In vitro, low frequencies (1 and 10 Hz) showed higher antitumor effects than high frequencies (100 Hz). This is consistent with the results previously published by Maeshige et al. [
6]. In Zhou’s report, US irradiation with a lower PRF than 100 Hz caused strong cavitation and erosion at the surface of soft material [
18]. The greater effect at 10 than 100 Hz can thus be explained by the induction of cavitation.
In vivo, the tumor volume results showed a significant tumor growth inhibitory effect in the 10 and 100 Hz US irradiation groups and in the combined ICIs and US irradiation (100 Hz) group compared with the control group. Unfortunately, no significant difference in tumor growth inhibitory effect was observed between the ICIs single agent group and the US + ICIs combination group. From the results of IHC staining performed using the removed tumor, the expression level of cleaved Caspase-3 increased in the group using only US irradiation treatment. However, in the groups using anti-PD-1 antibody, the expression level of cleaved Caspase-3 was not increased. Furthermore, the results of H–E staining of the removed tumor showed that the necrotic part of the tumor was significantly increased in the US + ICIs combination groups compared to the ICIs single agent group. Based on these results and in vitro results, it appears that US irradiation induces apoptosis in PC cells leading to cell death. The results show that ICIs monotherapy is not effective for PC, as in previous studies [
5]. US + ICIs treatment induced necrosis in PC cells when the anti-PD-1 antibody, which is an ICI, was used. Previous reports have shown that ICIs alone has no therapeutic effect on PC [
5]. However, since it was effective for tumor necrosis when used in combination with US in our study, ICI may find a new adjunct treatment role for PC.

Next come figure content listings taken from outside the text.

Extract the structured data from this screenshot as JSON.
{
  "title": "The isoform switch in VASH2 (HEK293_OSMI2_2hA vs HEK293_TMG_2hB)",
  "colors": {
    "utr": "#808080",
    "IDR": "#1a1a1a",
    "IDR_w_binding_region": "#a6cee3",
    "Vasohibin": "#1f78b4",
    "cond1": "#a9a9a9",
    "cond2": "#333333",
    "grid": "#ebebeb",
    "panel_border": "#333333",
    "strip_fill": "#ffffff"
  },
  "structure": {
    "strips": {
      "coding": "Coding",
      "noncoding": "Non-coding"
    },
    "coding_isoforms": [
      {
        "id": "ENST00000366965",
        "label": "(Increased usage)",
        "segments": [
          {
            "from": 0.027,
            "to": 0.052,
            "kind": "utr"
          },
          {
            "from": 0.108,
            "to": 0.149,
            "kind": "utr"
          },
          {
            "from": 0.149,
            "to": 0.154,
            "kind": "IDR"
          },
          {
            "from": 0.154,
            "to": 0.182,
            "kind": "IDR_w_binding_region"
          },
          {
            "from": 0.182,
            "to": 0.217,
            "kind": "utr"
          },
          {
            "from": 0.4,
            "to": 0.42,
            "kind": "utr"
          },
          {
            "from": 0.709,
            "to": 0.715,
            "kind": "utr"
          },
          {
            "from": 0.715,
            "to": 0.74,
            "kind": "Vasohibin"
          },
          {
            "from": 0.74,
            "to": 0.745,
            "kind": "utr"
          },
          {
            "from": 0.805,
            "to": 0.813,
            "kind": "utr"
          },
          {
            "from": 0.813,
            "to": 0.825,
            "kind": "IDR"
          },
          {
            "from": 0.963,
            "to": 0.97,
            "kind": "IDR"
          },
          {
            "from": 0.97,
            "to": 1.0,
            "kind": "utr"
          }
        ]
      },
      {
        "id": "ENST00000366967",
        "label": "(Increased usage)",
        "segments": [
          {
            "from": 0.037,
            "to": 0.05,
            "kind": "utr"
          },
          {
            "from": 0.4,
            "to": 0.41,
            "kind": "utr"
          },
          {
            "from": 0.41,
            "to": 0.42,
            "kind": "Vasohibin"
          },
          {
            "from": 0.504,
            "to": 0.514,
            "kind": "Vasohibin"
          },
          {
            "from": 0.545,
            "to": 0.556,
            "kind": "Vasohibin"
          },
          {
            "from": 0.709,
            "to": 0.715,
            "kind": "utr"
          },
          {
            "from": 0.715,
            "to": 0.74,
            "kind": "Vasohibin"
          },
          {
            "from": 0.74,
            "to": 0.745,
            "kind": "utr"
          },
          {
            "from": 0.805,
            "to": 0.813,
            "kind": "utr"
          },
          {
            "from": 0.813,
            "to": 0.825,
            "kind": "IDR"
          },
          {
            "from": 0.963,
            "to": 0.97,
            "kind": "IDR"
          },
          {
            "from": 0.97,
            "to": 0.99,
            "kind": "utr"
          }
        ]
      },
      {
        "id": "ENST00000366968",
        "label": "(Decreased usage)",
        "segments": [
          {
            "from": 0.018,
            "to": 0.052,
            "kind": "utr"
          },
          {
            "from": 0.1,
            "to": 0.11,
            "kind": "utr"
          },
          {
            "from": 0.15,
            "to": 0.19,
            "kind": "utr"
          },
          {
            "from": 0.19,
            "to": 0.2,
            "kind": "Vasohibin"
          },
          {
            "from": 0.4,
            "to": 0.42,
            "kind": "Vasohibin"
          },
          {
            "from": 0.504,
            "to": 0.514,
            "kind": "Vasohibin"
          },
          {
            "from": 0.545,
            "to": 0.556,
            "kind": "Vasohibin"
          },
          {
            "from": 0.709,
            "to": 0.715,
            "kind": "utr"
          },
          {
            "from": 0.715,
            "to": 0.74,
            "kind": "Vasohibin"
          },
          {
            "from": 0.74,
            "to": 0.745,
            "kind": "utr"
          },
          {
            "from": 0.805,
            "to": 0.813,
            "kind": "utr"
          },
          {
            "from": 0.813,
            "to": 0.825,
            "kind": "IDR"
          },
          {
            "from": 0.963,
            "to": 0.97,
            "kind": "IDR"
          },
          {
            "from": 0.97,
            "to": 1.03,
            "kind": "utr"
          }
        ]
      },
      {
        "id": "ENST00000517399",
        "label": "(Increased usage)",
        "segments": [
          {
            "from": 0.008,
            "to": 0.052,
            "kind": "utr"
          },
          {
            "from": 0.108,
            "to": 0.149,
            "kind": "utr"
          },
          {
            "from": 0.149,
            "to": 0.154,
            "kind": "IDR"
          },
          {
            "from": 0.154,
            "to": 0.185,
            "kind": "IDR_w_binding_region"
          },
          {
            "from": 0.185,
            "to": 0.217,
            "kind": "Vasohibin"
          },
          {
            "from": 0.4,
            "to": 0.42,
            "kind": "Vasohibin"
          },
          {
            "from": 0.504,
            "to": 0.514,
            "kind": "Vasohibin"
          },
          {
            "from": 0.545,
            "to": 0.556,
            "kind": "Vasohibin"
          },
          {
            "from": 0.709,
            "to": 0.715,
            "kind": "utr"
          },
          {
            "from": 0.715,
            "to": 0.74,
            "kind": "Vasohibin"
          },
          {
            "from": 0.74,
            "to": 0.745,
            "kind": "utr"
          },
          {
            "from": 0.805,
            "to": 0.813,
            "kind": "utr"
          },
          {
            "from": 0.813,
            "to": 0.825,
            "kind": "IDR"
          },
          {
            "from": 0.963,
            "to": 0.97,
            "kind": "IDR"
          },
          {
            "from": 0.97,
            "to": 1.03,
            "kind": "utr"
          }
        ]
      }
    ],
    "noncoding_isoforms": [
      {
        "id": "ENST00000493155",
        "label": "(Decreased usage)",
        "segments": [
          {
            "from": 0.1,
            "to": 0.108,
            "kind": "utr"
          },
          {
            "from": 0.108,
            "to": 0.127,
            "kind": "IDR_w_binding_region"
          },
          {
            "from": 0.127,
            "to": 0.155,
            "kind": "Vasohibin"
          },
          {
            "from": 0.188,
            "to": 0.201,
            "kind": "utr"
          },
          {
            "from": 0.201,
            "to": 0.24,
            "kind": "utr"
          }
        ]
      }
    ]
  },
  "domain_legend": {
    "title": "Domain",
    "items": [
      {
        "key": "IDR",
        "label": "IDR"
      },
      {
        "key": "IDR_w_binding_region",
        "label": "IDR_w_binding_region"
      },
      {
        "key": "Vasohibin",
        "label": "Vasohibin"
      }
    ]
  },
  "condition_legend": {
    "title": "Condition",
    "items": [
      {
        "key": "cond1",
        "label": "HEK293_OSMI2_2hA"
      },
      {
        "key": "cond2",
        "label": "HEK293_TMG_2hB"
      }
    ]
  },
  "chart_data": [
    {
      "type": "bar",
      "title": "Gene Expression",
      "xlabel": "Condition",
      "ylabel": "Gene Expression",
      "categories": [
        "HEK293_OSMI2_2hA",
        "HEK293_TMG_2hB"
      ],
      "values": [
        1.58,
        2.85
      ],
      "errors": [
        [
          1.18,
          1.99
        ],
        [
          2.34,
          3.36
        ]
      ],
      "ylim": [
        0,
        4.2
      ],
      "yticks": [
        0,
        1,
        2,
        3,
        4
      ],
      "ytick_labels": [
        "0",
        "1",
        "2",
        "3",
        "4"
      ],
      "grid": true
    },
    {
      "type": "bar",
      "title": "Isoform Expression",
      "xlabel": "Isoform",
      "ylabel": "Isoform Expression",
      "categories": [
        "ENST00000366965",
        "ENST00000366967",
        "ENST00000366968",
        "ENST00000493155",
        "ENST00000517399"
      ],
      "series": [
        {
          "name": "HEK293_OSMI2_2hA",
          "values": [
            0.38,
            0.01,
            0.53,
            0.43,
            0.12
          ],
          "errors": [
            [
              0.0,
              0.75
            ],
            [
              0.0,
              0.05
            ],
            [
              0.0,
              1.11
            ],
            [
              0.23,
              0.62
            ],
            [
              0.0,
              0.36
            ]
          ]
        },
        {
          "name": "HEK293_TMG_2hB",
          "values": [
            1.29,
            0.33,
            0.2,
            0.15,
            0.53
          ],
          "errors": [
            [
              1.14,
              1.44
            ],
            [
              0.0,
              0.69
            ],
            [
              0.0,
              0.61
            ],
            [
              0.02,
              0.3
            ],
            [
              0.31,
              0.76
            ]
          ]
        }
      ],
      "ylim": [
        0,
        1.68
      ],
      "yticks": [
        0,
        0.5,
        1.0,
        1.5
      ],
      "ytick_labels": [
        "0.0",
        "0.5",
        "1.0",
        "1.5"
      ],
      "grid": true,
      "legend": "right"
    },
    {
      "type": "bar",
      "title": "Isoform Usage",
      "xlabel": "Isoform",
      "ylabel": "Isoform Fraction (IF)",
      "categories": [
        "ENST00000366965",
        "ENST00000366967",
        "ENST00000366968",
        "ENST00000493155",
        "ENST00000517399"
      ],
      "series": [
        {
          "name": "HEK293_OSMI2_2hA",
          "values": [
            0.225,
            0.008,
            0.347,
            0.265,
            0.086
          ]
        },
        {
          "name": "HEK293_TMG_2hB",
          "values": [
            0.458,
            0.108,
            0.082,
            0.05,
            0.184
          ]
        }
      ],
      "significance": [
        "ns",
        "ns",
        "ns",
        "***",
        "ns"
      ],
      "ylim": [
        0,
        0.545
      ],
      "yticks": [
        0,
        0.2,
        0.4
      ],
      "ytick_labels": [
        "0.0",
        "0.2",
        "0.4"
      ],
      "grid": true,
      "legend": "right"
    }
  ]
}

Based on these results, we plan to further evaluate the immune system for tumor cell destruction by US irradiation. In addition, we may undertake the development of a balloon-type probe as a transrectal irradiation method.

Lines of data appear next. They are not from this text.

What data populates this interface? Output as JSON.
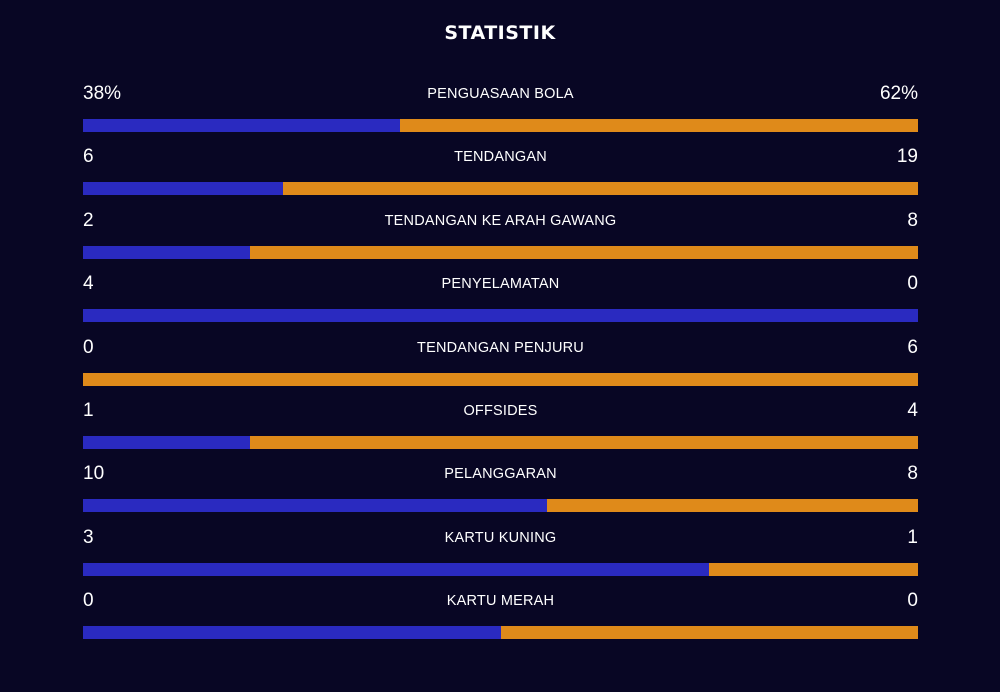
{
  "title": "STATISTIK",
  "colors": {
    "background": "#080624",
    "home": "#2a2ac0",
    "away": "#df8a1a"
  },
  "chart_data": {
    "type": "bar",
    "orientation": "horizontal-stacked-share",
    "title": "STATISTIK",
    "categories": [
      "PENGUASAAN BOLA",
      "TENDANGAN",
      "TENDANGAN KE ARAH GAWANG",
      "PENYELAMATAN",
      "TENDANGAN PENJURU",
      "OFFSIDES",
      "PELANGGARAN",
      "KARTU KUNING",
      "KARTU MERAH"
    ],
    "series": [
      {
        "values": [
          38,
          6,
          2,
          4,
          0,
          1,
          10,
          3,
          0
        ]
      },
      {
        "values": [
          62,
          19,
          8,
          0,
          6,
          4,
          8,
          1,
          0
        ]
      }
    ],
    "display_home": [
      "38%",
      "6",
      "2",
      "4",
      "0",
      "1",
      "10",
      "3",
      "0"
    ],
    "display_away": [
      "62%",
      "19",
      "8",
      "0",
      "6",
      "4",
      "8",
      "1",
      "0"
    ],
    "grid": false
  }
}
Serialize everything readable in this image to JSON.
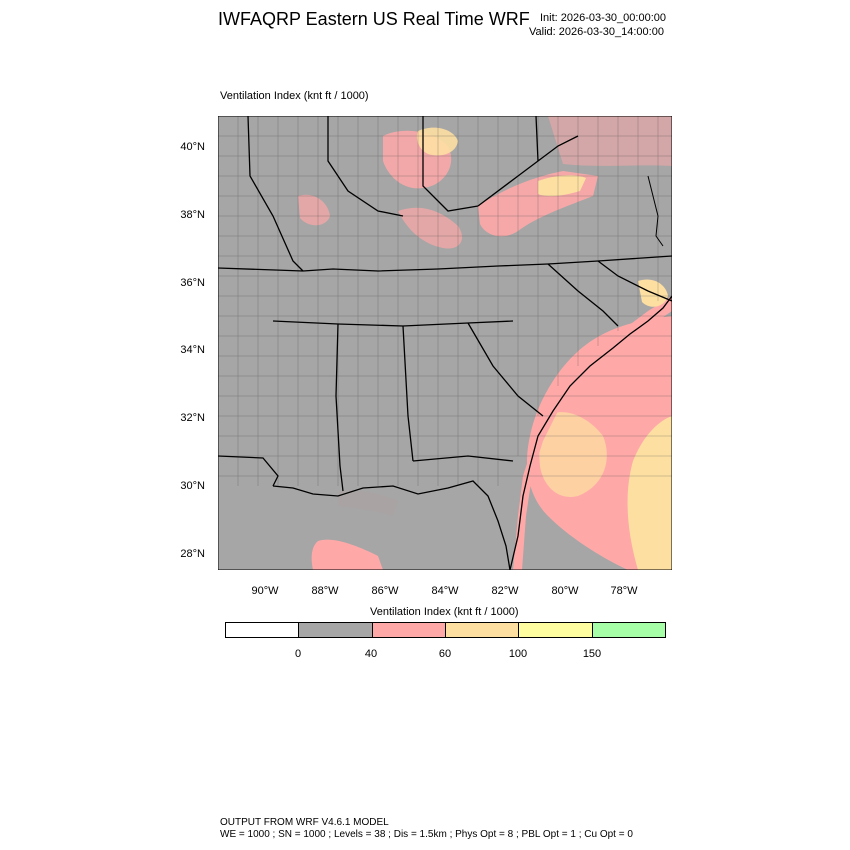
{
  "header": {
    "title": "IWFAQRP Eastern US Real Time WRF",
    "init": "Init: 2026-03-30_00:00:00",
    "valid": "Valid: 2026-03-30_14:00:00"
  },
  "map": {
    "field_label": "Ventilation Index   (knt ft / 1000)",
    "lat_labels": [
      "40°N",
      "38°N",
      "36°N",
      "34°N",
      "32°N",
      "30°N",
      "28°N"
    ],
    "lon_labels": [
      "90°W",
      "88°W",
      "86°W",
      "84°W",
      "82°W",
      "80°W",
      "78°W"
    ],
    "colors": {
      "land_low": "#a6a6a6",
      "pink": "#ffa8a8",
      "peach": "#fedfa2",
      "yellow": "#fefea0",
      "boundary": "#000000"
    }
  },
  "colorbar": {
    "title": "Ventilation Index  (knt ft / 1000)",
    "colors": [
      "#ffffff",
      "#a6a6a6",
      "#ffa8a8",
      "#fedfa2",
      "#fefea0",
      "#a6fea6"
    ],
    "tick_labels": [
      "0",
      "40",
      "60",
      "100",
      "150"
    ]
  },
  "footer": {
    "line1": "OUTPUT FROM WRF V4.6.1 MODEL",
    "line2": "WE = 1000 ; SN = 1000 ; Levels = 38 ; Dis = 1.5km ; Phys Opt = 8 ; PBL Opt = 1 ; Cu Opt = 0"
  }
}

We would like to emphasize the study limitations here. First, we used only TRAMP-C2 cell line: Our previous studies reported in vitro antitumor effects of US on human-derived PC cell lines, and androgen-independent (PC-3) and androgen-dependent (LNCaP) cell lines. In both cases, similar antitumor effects were observed [
6]. Considering this report, the effect of US should be reproducible. Second, we only conducted the experiments using cancer cells in this study; thus, comparative experiments with normal prostate cells are needed in our future work. Third, the in vivo experiments used mice, and the experimental numbers were small. Fourth, we used only one type of ICIs in this situation, so we will conduct the experiments in combination with other types of ICIs such as PD-1 and CTLA-4 (see Introduction), or in combination with US and two drugs in our future work. Fifth, the ICI was intratumorally administered at the spot where the tumor was subcutaneously transplanted into the mice. Additionally, for the in vivo experiments, PRF was performed only at 10 and 100 Hz due to concerns about skin damage in mice, but we did not have any.